「こじらせ」を考える③ モラハラ被害者にも加害者にもならない為に
定義はあいまいだがあちこちに存在する
モラハラ(モラルハラスメント)の定義はあいまいですが、「言葉や態度による精神的な暴力」という説明が最も理解しやすいと思います。正確な定義を知りたくて検索した時、臨床心理関連のサイトが出て来るかと思ったら、検索の上位にあるのはどれも労務関連でした。
確かに「モラハラ」という言葉が聞かれるようになった時、最初は「パワハラ」の派生のような感じで、主に職場で起こるもののように語られていました。
ですが個人的には、恋人や夫婦などで「パートナーのモラハラに苦しんだ。」と、男女関係で話を聞くことが昨今では非常に多くなったと実感しています。付き合った当初は気づかなかったが徐々にその傾向が強くなったという話も聞きます。

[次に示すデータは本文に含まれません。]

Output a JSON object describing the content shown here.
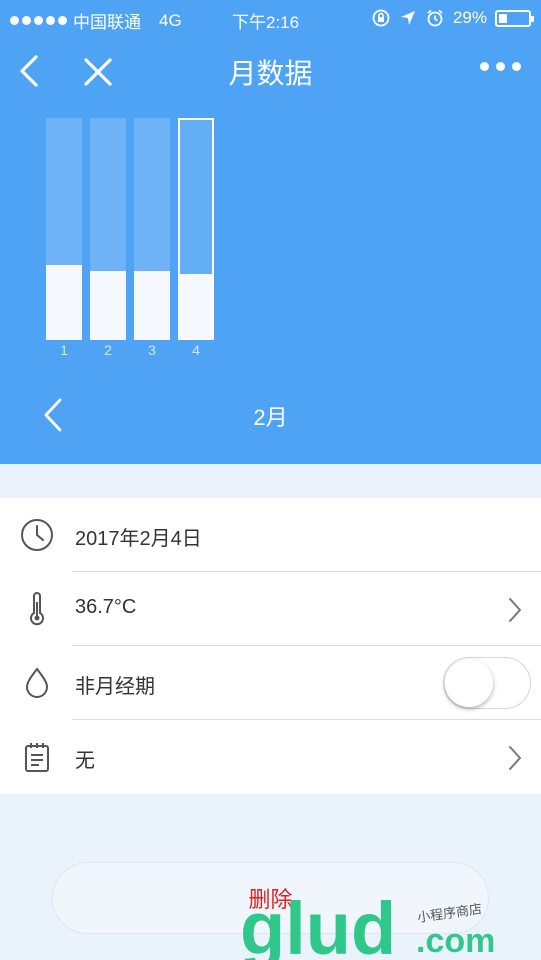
{
  "status_bar": {
    "carrier": "中国联通",
    "network": "4G",
    "time": "下午2:16",
    "battery": "29%",
    "battery_level": 0.29
  },
  "nav": {
    "title": "月数据"
  },
  "chart_data": {
    "type": "bar",
    "categories": [
      "1",
      "2",
      "3",
      "4"
    ],
    "values": [
      0.34,
      0.31,
      0.31,
      0.29
    ],
    "selected_index": 3,
    "ylim": [
      0,
      1
    ]
  },
  "month_selector": {
    "label": "2月"
  },
  "record": {
    "date": "2017年2月4日",
    "temperature": "36.7°C",
    "period_status": "非月经期",
    "period_toggle_on": false,
    "note": "无"
  },
  "actions": {
    "delete_label": "删除"
  },
  "watermark": {
    "text_main": "glud",
    "text_suffix": ".com",
    "text_small": "小程序商店"
  },
  "colors": {
    "header_blue": "#4fa3f5",
    "delete_red": "#e02020",
    "page_bg": "#eaf3fb"
  }
}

本当に付きあった当初はモラハラのそぶりも見えなかったのか、それとも見え隠れしていたが見逃していたのか。事情はそれぞれだと思いますが、可能な限り、相手と深い仲になる前に傾向を見極めるのは重要だと思います。
飲食店での態度
よく聞くのが、パートナーとしての自分に対しての態度は(少なくとも初めの方は)問題無かったけど、全くの他人、例えば飲食店の店員などに対する態度に違和感があった、というものです。例を挙げると、
「料理来るの遅いな」「要領悪いな」などと聞こえるように文句を言う
話している最中に店員が来るといらだったような顔をする
訊き返すときは不快そうに眉をひそめ「は?」と言う
店員や他の客を指して小ばかにしたような冗談を言う
など。
連れの人がそばで見ているにも関わらずそのような態度を取る人は相当危険です。もしかしたらこれでもまだ抑えている方で、一人の時はもっとひどいかも知れません。
異常に嫉妬深い
嫉妬深いのが度を超えているというのも傾向として見られます。これも、自分のパートナーが他の異性と親しく話しているのはあまり気分が良くないという程度なら理解できます。

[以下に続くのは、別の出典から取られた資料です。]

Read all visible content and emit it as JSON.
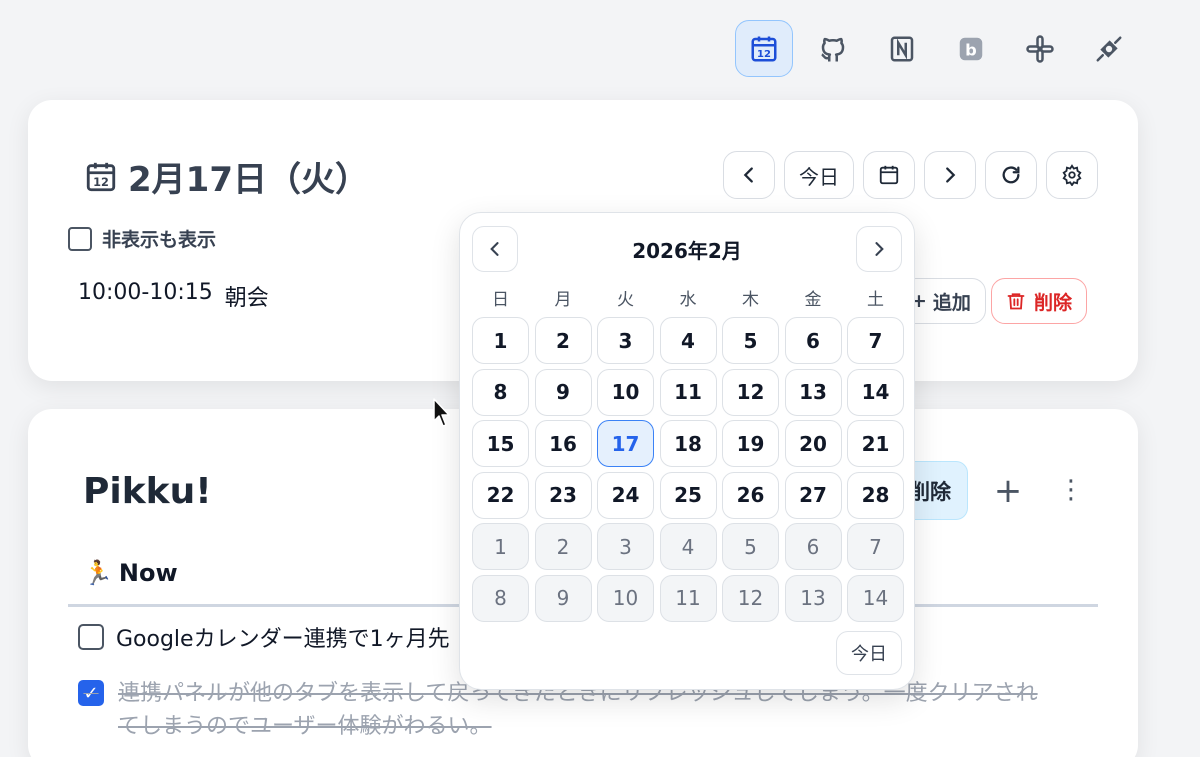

ですが、後で「お前、あいつに色目使ってただろ!」などと責め立てたり、他の異性の前で目を惹くような格好をするな、出かける先は必ず事前に申告し現地で連絡も寄こせ、などの異常に厳しいルールを課してくるのはモラハラです。
怖い話だが自分もモラハラっぽくなっていたことがある
こうしてモラハラっぽい人の傾向を並べていたのですが、正直に告白すると2年くらい前まで、自分自身モラハラっぽくなっていたことが今思えば何度かあります。男女関係というよりも主に職場で。
その時のことを思えば、何もかもうまくいっていない気がして気持ちに余裕が無かったのが根本原因だったと思います。
相手を自分が救おうと考えるのは難しい
モラハラな傾向がある人たち自身も苦しんでいるのは間違いありません。だからといって、その人たちの助けになりたいからと専門家でもないのに積極的に関わっていこうとするのは危険であり、自分が被害に遭うだけで解決するのは困難です。
そのような相手に関わるのは避けるべきだ、自分が責任を負う必要は全くない、というようなことは、前に紹介した「恋愛依存症」にも書いてありました。
モラハラの被害に遭った場合、職場であれば上司もしくは人事部や総務部の担当窓口に相談する、私生活の場では警察は民事不介入の為、最終的に行き着くのは弁護士への相談でしょうか。
いずれも、第一に被害者を加害者から遠ざけて保護し、その後で加害者は何らかの罰を受ける場合もあります(懲戒、法的措置など)。
その結果、モラハラの傾向がある人は症状が悪化するのではないか。その人たちはいずれどこかで解消するきっかけを見つけることができるのか?考えてみると、現在そのような社会の仕組みがあるとは思えず、恐ろしくなってきました。